The principal activity of the Group is to provide an educational offering that is broad and geared principally towards preparing students to meet the demands of business and management. There have been no significant changes in the nature of these activities during the year.
2. Significant accounting policies
Basis of Preparation
The financial statements of the Group and Company are prepared on a going concern basis, in accordance with International Financial Reporting Standards (IFRS) and IFRIC interpretations issued by the International Accounting Standards Board (IASB) and adopted by the United Kingdom, in accordance with the Companies Act 2006.
The Parent Company's financial statements have also been prepared in accordance with UK-adopted IFRS and the Companies Act 2006. The preparation of financial statements in conformity with IFRS requires management to make judgements, estimates and assumptions that affect the application of policies and reported amounts of assets and liabilities, income and expenses.
The estimates and associated assumptions are based on historical experience and factors that are believed to be reasonable under the circumstances, the results of which form the basis of making judgements about carrying values of assets and liabilities that are not readily apparent from other sources.

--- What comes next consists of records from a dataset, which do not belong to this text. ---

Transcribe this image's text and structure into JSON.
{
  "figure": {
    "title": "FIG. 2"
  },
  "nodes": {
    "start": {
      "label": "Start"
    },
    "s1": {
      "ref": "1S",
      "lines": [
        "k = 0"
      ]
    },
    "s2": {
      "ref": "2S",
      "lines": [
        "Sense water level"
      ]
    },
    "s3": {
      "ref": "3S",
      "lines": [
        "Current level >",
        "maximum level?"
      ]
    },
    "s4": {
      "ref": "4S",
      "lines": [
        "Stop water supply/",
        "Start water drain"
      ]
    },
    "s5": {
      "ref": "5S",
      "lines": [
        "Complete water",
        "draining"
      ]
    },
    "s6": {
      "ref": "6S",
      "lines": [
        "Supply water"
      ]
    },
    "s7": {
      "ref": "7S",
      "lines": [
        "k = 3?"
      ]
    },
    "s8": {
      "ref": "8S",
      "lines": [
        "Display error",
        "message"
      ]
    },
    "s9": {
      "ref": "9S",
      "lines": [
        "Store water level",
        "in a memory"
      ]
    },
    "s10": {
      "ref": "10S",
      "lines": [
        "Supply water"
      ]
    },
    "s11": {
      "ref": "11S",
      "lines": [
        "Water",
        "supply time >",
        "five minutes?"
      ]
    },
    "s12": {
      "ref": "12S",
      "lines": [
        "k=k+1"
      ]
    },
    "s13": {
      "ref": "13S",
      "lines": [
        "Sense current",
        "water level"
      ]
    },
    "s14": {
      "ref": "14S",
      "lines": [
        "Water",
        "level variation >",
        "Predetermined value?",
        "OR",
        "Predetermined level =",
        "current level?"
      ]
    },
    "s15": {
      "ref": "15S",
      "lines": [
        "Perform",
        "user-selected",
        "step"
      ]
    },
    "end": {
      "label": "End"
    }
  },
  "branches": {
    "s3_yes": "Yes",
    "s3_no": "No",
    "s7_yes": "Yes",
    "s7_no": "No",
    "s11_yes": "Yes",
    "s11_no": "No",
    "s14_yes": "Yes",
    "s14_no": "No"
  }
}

Actual results may differ from these estimates.
Alternative performance measures (APMs)
The consolidated financial statements include APMs as well as Statutory measures. The APMs used by the Group are not defined terms under IFRS and may therefore not be comparable with similarly titled measures reported by other companies. They are not intended to be a substitute for, or superior to, IFRS measures. All APMs relate to the current year results and comparative periods where provided. This presentation is also consistent with the way that financial performance is measured by management and reported to the Board, the basis of financial measures for senior management's compensation schemes and provides supplementary information that assists the user in understanding the financial performance, position and trends of the Group. See note 8 for a reconciliation of Statutory information to Underlying information.
Going concern
The financial statements have been prepared on a going concern basis. The directors consider the going concern basis to be appropriate having paid due regard to the Group and Company's projected results during the twelve months from the date the financial statements are approved and the anticipated cash flows, availability of loan facilities and mitigating actions that can be taken during that period.
Pleasingly, the Group produced a Underlying profit for the year, £0.15m (2022: Underlying loss £1.07m).
The significant revenue growth seen in H2 2023, in combination with the visibility of University Pathways revenue in H1 2024, gives the Board confidence in Malvern's short- and long-term prospects.
In the Pathway division, student numbers are up 59% on the prior academic year (22/23 v 23/24), which reflects the ongoing investment in this division. Junior summer camps continue to experience rapid growth, delivering £3.72m (2022: £1.35m) in revenue to the Group in 2023. Pre-bookings for 2024 summer camps are also very encouraging, c£6.50m is forecast, which gives the Directors further confidence in both profit and cash flow predictions.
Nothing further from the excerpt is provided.